An image color picker is a tool that analyzes the pixels of an uploaded image to identify its most prominent colors and present them as usable color codes. Every digital image is composed of thousands or millions of pixels, each with a specific red, green, and blue (RGB) value. An image color picker reads these pixel values, groups similar colors together through a process called color quantization, and returns the dominant colors as a palette you can use in your own projects.
Designers, developers, illustrators, and marketers regularly use color pickers to extract palettes from photographs, brand imagery, artwork, and nature scenes. Instead of guessing hex codes or manually sampling individual pixels, the tool does the analysis automatically and delivers the results in multiple industry-standard formats: HEX for web CSS, RGB for screen design, and HSL for intuitive hue-saturation-lightness adjustments.
This particular tool runs entirely in your browser using the HTML5 Canvas API. Your image is drawn onto a hidden canvas element, pixel data is read directly from the canvas, and the dominant colors are computed without any network request. The image never leaves your device, making it safe to use with confidential or proprietary imagery.
How Image Color Extraction Works
When you upload an image, the browser decodes it and draws it onto an invisible HTML canvas. The tool then calls getImageData() on the canvas context, which returns a flat array of RGBA values for every pixel. To keep extraction fast even on large images, the algorithm samples every 10th pixel rather than processing every single one.
Each sampled pixel's RGB values are quantized (rounded to the nearest multiple of 32) to group similar colors into buckets. This reduces millions of unique pixel colors down to a manageable set of representative colors. The buckets are then sorted by frequency, and the top six most common quantized colors are returned as the dominant palette. Each color is converted to HEX, RGB, and HSL notation for immediate use. This approach is a simplified form of median-cut or popularity-based color quantization used in professional image processing.
Common Use Cases
- Brand color extraction — Upload a client's logo or brand photo to quickly identify the exact colors used. This is faster than opening Photoshop and using the eyedropper on each element.

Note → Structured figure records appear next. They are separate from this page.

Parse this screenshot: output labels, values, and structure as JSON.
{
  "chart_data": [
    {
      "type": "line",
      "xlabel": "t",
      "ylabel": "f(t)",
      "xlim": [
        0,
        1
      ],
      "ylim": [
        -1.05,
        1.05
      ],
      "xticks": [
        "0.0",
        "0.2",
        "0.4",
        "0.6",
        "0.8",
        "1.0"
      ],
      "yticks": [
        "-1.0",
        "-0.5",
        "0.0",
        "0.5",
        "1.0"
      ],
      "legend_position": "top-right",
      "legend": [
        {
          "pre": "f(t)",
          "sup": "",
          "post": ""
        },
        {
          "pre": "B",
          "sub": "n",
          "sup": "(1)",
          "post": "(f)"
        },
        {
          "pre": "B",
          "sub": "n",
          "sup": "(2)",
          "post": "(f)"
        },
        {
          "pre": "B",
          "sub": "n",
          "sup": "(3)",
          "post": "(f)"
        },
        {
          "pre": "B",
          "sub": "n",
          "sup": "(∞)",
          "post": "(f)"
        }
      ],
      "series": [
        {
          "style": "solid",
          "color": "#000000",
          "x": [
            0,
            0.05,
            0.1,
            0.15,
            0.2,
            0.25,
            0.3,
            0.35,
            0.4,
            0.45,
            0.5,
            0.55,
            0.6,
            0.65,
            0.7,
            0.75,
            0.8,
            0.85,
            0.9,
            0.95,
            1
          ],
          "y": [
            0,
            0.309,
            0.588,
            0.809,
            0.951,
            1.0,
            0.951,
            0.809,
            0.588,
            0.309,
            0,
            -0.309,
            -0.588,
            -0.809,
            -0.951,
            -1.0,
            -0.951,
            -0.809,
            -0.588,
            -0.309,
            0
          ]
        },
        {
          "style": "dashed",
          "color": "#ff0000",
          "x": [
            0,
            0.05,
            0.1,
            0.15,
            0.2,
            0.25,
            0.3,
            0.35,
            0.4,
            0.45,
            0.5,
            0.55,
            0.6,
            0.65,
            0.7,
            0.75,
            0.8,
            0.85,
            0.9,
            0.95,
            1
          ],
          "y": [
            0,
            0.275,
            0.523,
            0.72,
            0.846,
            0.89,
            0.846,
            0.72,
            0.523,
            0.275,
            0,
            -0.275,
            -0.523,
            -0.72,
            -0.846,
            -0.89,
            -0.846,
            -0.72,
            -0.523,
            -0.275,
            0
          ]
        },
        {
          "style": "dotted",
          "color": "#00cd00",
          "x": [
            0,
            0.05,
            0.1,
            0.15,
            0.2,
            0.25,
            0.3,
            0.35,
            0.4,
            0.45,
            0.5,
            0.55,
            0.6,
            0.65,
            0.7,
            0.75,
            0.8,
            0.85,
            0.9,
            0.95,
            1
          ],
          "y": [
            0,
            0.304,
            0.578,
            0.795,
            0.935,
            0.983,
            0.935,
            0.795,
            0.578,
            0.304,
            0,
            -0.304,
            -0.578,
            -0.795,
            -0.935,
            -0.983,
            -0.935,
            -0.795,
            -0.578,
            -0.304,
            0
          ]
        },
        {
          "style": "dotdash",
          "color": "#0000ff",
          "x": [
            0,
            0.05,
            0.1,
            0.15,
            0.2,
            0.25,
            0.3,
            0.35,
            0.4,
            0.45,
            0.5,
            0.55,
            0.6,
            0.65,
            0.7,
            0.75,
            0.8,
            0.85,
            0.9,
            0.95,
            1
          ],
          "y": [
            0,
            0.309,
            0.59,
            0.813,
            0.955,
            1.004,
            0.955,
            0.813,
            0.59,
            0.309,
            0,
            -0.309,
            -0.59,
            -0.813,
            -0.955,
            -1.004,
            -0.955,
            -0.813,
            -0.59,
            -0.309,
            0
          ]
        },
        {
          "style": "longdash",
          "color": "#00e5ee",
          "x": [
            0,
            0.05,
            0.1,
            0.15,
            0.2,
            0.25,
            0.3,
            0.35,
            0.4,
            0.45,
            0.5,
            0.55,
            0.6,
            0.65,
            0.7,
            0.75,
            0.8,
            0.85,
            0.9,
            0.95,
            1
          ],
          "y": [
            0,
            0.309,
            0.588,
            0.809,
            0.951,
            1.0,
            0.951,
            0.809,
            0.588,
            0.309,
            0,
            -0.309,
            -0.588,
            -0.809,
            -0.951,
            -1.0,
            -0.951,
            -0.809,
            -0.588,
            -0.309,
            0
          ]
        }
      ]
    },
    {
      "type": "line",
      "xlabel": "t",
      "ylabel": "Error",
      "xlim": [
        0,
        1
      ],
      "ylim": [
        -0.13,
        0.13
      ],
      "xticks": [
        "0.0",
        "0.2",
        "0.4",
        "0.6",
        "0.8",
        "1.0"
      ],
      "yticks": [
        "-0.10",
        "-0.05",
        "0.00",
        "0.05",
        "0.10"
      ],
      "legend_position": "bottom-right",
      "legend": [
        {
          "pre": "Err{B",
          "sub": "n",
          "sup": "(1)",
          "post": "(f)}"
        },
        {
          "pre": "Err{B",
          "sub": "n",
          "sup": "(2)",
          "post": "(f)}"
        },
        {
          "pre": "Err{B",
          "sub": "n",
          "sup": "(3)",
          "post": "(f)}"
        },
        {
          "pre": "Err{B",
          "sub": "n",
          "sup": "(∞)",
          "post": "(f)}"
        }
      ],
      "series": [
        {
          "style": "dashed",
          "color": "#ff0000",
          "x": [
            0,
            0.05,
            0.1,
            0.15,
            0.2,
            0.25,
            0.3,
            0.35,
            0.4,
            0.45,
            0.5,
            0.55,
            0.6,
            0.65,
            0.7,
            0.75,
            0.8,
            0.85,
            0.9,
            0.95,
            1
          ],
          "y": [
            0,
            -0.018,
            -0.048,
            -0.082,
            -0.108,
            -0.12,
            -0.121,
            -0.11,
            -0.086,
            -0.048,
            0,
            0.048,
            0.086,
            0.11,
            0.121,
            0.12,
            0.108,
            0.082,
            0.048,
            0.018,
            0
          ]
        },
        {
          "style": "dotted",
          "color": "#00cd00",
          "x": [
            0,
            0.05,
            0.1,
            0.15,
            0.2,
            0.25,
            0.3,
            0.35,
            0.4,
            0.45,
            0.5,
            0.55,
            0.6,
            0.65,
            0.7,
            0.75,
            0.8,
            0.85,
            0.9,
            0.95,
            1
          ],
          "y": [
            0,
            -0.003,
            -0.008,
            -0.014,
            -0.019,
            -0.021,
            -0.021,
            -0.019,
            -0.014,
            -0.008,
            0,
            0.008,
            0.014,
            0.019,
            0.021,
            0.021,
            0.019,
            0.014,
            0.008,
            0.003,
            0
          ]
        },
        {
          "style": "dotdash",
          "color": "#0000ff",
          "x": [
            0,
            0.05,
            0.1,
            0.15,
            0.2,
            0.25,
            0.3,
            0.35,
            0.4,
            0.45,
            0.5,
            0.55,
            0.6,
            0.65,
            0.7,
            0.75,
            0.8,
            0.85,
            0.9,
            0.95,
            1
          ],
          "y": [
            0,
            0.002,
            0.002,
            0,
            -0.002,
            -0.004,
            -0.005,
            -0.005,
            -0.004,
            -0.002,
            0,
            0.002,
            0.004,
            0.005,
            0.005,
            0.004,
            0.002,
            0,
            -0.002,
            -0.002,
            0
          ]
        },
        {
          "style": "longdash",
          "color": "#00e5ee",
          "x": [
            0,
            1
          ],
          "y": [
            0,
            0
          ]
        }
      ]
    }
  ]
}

- Web design color schemes — Extract a palette from an inspiring photograph, then use those HEX codes directly in your CSS. Nature photos, architecture, and food photography often yield harmonious palettes.
- Presentation and slide design — Pull colors from a hero image to ensure your slide backgrounds, text, and accent colors are visually consistent with your featured imagery.
- Social media content — Match overlay text and graphic elements to the colors in your background photo for a cohesive, professional look on Instagram, Twitter, or LinkedIn posts.
- Interior design mood boards — Extract colors from room photos or fabric swatches to create a digital palette that guides paint and furniture selections.
- Game and app UI theming — Pull colors from concept art or environment renders to build a UI color palette that feels integrated with the game's visual world.
- Accessibility checking — Once you have the dominant colors, you can test foreground/background combinations for WCAG contrast compliance using a separate contrast checker tool.
- Art analysis and study — Artists studying composition and color theory can extract palettes from masterworks to understand how specific painters used color relationships.
Tips and Best Practices
- Use high-quality source images. Compressed JPEGs introduce color artifacts that can skew the extracted palette. PNGs or high-quality JPEGs produce more accurate results.
- Crop before uploading. If you only care about colors in a specific region of the image (e.g., the sky, a product, a face), crop the image first so the extraction focuses on the area you want.
- Understand quantization rounding. Extracted colors are representative, not pixel-exact. If you need the precise color of a single pixel, use a design tool with an eyedropper. This tool is best for overall palette discovery.
- Use HSL for fine-tuning. The HSL values make it easy to create lighter or darker variants of an extracted color by adjusting the lightness value while keeping hue and saturation constant.
- Copy all colors at once. The "Copy all colors" button exports every extracted color in all three formats, making it easy to paste into a design document or style guide.
Image Color Picker vs Alternatives
Photoshop / Figma eyedropper: Professional design tools let you pick exact pixel colors, but you have to click each pixel individually. This tool gives you the six most dominant colors in one step, which is much faster for palette generation.
Coolors and Adobe Color: These dedicated palette tools offer advanced features like palette locking, complementary color suggestions, and accessibility scores. However, they require account creation and often process images on their servers. This tool is faster for a quick extraction and keeps your image entirely local.
Browser DevTools color picker: The built-in color picker in Chrome or Firefox DevTools can sample colors from rendered web pages, but it does not work with uploaded image files and cannot extract a full palette in one action.